她也不甚清楚自己為何對此感興趣,總是不經意就想起跟在後頭的青木馬車。

“我也看見了,到了這以後,應該就不跟我們通路了,看著像是出遠門探親的書生,招呼打不打都可以。”

楚譽也早就留意到,但他看得出那輛馬車上趕車的是個練家子,也覺得那輛馬車明明看著負重不多,可以輕鬆超過他們,卻一直慢悠悠跟在身後有些奇怪。

是以其實一路都警惕著後邊的那輛青木馬車,隻不過眼下到了驛站也無事,他不想叫許菁菁過多擔憂這些事,便隨口說了句是探親的書生,且打算明日等他們先走了,自己再跟許菁菁一起進城,如此總不能再同路了。

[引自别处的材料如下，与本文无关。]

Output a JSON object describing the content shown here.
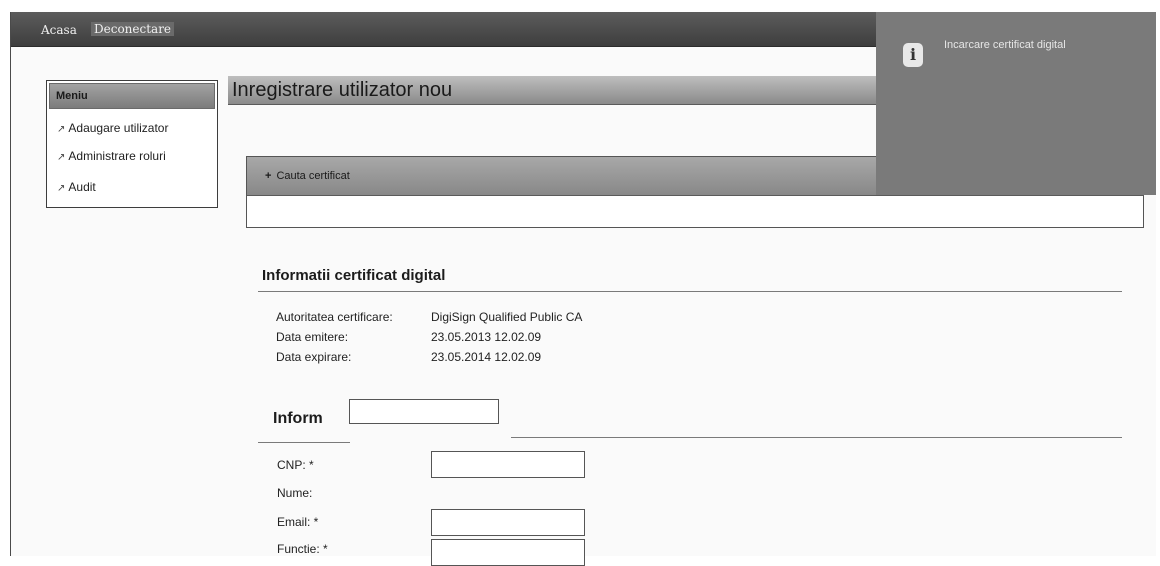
{
  "nav": {
    "home": "Acasa",
    "logout": "Deconectare"
  },
  "menu": {
    "header": "Meniu",
    "items": [
      {
        "label": "Adaugare utilizator",
        "icon": "external-link-icon"
      },
      {
        "label": "Administrare roluri",
        "icon": "external-link-icon"
      },
      {
        "label": "Audit",
        "icon": "external-link-icon"
      }
    ]
  },
  "page": {
    "title": "Inregistrare utilizator nou"
  },
  "search": {
    "label": "Cauta certificat",
    "icon": "plus-icon"
  },
  "notification": {
    "icon": "info-icon",
    "text": "Incarcare certificat digital"
  },
  "certificate": {
    "title": "Informatii certificat digital",
    "fields": [
      {
        "label": "Autoritatea certificare:",
        "value": "DigiSign Qualified Public CA"
      },
      {
        "label": "Data emitere:",
        "value": "23.05.2013 12.02.09"
      },
      {
        "label": "Data expirare:",
        "value": "23.05.2014 12.02.09"
      }
    ]
  },
  "form": {
    "title": "Inform",
    "fields": {
      "cnp": {
        "label": "CNP: *",
        "value": ""
      },
      "nume": {
        "label": "Nume:"
      },
      "email": {
        "label": "Email: *",
        "value": ""
      },
      "functie": {
        "label": "Functie: *",
        "value": ""
      }
    }
  },
  "colors": {
    "topbar": "#4a4a4a",
    "header_gradient_light": "#bebebe",
    "header_gradient_dark": "#8a8a8a",
    "notice_bg": "#7a7a7a"
  }
}
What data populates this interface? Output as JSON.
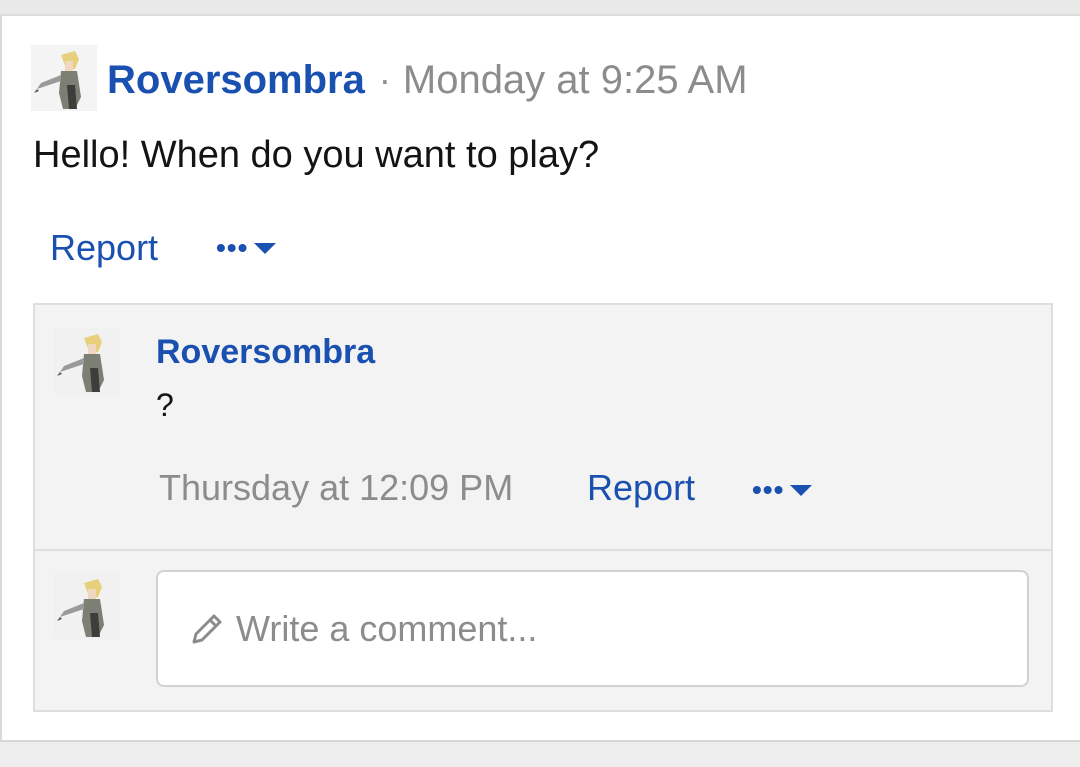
{
  "post": {
    "author": "Roversombra",
    "separator": "·",
    "timestamp": "Monday at 9:25 AM",
    "body": "Hello! When do you want to play?",
    "report_label": "Report",
    "more_label": "•••"
  },
  "comment": {
    "author": "Roversombra",
    "body": "?",
    "timestamp": "Thursday at 12:09 PM",
    "report_label": "Report",
    "more_label": "•••"
  },
  "composer": {
    "placeholder": "Write a comment..."
  },
  "colors": {
    "link": "#1a50b0",
    "muted": "#8c8c8c",
    "panel": "#f3f3f3"
  }
}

卻不知這“像是書生”四個字,突然叫許菁菁打了個激靈。

像是書生?

她心中隱隱浮現出一個人來,彼時她救人,頭一個印象也就是覺著是一個俊俏的文弱書生。

她對這四個字屬實有些敏感。

驀然回過神,又忍不住對自己的反應有些不滿,回想這些如今對她並沒多大用處,反而會把她再次拉入跌宕的情緒當中,虛耗自己做買賣的精力。

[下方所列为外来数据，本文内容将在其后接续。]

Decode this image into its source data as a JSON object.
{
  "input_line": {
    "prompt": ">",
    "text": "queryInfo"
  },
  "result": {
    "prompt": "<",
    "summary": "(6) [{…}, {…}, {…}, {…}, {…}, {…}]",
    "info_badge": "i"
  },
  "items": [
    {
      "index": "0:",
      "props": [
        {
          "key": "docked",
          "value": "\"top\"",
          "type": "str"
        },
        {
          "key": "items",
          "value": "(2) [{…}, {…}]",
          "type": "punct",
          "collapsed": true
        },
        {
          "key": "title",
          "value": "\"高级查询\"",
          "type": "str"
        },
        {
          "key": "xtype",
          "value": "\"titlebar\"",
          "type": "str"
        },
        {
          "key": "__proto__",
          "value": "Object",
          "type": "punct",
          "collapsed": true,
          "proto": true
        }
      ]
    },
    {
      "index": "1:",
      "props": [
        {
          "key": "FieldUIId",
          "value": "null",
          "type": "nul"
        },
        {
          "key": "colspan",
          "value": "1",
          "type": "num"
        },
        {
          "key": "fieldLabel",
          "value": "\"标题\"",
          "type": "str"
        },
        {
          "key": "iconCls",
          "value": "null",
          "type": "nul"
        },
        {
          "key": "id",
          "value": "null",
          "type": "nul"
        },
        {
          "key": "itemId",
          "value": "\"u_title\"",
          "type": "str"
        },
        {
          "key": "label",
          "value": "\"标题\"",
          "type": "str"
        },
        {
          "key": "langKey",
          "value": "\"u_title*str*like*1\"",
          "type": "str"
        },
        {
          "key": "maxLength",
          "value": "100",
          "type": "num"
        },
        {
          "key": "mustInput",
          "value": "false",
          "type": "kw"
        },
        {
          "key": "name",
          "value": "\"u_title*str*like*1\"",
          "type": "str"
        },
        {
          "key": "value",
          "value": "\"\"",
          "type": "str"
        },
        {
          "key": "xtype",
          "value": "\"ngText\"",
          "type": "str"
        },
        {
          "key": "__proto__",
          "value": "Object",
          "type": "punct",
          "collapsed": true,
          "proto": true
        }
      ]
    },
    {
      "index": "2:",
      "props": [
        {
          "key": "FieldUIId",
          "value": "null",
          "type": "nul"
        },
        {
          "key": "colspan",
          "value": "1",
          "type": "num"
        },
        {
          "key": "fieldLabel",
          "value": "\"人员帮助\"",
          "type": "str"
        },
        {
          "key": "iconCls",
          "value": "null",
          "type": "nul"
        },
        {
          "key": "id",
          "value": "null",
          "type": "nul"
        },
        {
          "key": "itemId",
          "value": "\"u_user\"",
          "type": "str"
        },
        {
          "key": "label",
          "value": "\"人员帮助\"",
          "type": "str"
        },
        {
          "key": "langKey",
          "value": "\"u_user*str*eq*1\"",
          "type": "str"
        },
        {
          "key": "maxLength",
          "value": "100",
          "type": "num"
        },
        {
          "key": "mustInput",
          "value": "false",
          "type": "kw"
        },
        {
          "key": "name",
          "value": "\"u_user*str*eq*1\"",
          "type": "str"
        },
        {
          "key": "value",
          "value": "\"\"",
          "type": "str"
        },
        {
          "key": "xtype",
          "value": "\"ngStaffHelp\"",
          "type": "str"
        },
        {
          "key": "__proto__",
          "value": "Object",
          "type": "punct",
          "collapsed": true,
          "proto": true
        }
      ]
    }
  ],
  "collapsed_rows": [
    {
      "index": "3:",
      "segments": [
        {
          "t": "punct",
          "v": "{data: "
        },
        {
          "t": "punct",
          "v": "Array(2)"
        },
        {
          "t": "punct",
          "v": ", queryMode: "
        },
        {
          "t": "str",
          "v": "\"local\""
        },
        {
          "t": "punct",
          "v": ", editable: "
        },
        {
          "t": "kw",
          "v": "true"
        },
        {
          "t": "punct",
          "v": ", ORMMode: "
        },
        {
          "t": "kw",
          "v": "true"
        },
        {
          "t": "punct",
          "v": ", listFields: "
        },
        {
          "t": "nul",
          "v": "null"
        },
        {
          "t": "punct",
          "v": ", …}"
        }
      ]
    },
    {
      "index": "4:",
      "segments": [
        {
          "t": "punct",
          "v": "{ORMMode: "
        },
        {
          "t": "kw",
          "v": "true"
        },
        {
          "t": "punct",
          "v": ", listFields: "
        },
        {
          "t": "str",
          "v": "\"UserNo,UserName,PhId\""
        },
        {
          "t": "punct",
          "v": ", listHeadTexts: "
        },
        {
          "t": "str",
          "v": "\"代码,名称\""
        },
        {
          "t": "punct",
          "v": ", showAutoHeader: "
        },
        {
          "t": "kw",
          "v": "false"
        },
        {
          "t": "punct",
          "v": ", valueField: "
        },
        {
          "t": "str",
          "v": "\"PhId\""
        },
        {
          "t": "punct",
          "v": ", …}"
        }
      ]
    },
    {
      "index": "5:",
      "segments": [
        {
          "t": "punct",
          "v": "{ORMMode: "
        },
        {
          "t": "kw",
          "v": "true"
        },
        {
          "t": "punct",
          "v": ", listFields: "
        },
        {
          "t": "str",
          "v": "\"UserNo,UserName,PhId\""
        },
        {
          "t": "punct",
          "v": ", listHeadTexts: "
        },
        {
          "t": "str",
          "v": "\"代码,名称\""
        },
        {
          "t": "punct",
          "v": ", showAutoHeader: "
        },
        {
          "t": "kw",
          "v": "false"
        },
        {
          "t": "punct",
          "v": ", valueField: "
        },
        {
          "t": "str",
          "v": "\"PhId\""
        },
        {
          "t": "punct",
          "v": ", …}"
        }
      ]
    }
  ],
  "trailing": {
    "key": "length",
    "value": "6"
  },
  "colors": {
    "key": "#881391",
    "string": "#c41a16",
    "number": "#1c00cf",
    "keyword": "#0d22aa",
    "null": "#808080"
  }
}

她迅速整理好了自己的情緒,把自己對青木馬車的關注強行抽離出來,專心吃飯,吃罷飯,還得為明日進城拜訪的事做準備。

這次進城拜訪的店家,大多是當年欠了許家酒坊酒錢未結的,想必是不會如同先前的順利。

直接找上門肯定不行,她是來繼續做買賣的,不是來要債的;但遞帖子後拜訪也不太行,雖然年歲久遠,但期間兩家一直未曾聯係,她突然造訪,人總會有提防之心,心境不對,這買賣就極有可能談不成。

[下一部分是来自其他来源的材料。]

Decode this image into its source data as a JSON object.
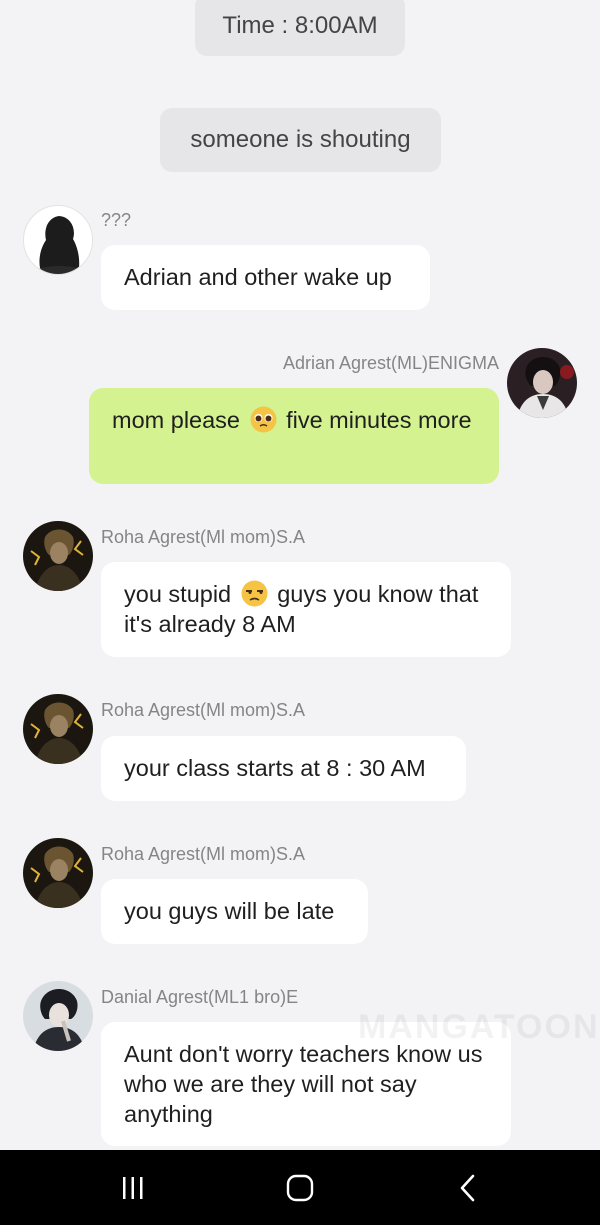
{
  "chat": {
    "time_label": "Time : 8:00AM",
    "notice": "someone is shouting",
    "messages": [
      {
        "sender": "???",
        "text": "Adrian and other wake up",
        "avatar": "silhouette-avatar",
        "side": "left"
      },
      {
        "sender": "Adrian Agrest(ML)ENIGMA",
        "text_before": "mom please",
        "emoji": "pleading-face-emoji",
        "text_after": "five minutes more",
        "avatar": "adrian-avatar",
        "side": "right"
      },
      {
        "sender": "Roha Agrest(Ml mom)S.A",
        "text_before": "you stupid",
        "emoji": "unamused-face-emoji",
        "text_after": "guys you know that it's already 8 AM",
        "avatar": "roha-avatar",
        "side": "left"
      },
      {
        "sender": "Roha Agrest(Ml mom)S.A",
        "text": "your class starts at 8 : 30 AM",
        "avatar": "roha-avatar",
        "side": "left"
      },
      {
        "sender": "Roha Agrest(Ml mom)S.A",
        "text": "you guys will be late",
        "avatar": "roha-avatar",
        "side": "left"
      },
      {
        "sender": "Danial Agrest(ML1 bro)E",
        "text": "Aunt don't worry teachers know us who we are they will not say anything",
        "avatar": "danial-avatar",
        "side": "left"
      }
    ]
  },
  "watermark": "MANGATOON",
  "navbar": {
    "recent": "recent-apps-icon",
    "home": "home-icon",
    "back": "back-icon"
  },
  "colors": {
    "background": "#f3f3f5",
    "my_bubble": "#d5f291",
    "other_bubble": "#ffffff",
    "system_pill": "#e6e6e8",
    "sender_text": "#858585"
  }
}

這類店家在她的名冊裏占的比例不小,所以她也不能直接跨過去不做這個買賣,這些麻煩事攪得她連醬板鴨都覺不出好吃來。

驛站後院的客房裏,空綠正給站在窗前望著前頭大堂的江瑾楓複命。

“回公子,有關袁修齊在武州境內假奉皇命,挾私報複的證據已經收集得差不多了。”

“好。武州穆家那裏,紅玉做得如何了。”江瑾楓身後的桌子上,是驛卒特地準備的一桌子飯菜,幾乎是把驛站廚房裏有的食材都給他做了一遍,滿當當的鋪了一桌,他也沒怎麽動筷。

“照您的吩咐,讓吳家小姐一起跟著去了,穆家不敢輕舉妄動,承諾會清理門戶。”。

“好,繼續叫人跟著,穆家若是動了歪心思,可以敲打敲打,動靜小些,不要讓她察覺了。”

“是。屬下還有一事代紅玉稟告。”

“說。”

“許……二夫人問婚書可否加緊捎回榆樹村,有急用。”空綠說完,不敢抬頭向上看,久等不見上首的人回應,才抬頭看去。

窗前的人默默看著前廳淡淡的燭光,半晌沉聲道:“此間事了,我自會親自回去,此事不必再問。”

他此刻眉頭緊鎖,幾次三番聽到她催紅玉來討要婚書,他心中隱有不安,而此刻她人就在那裏,近在咫尺,卻不能即刻相見。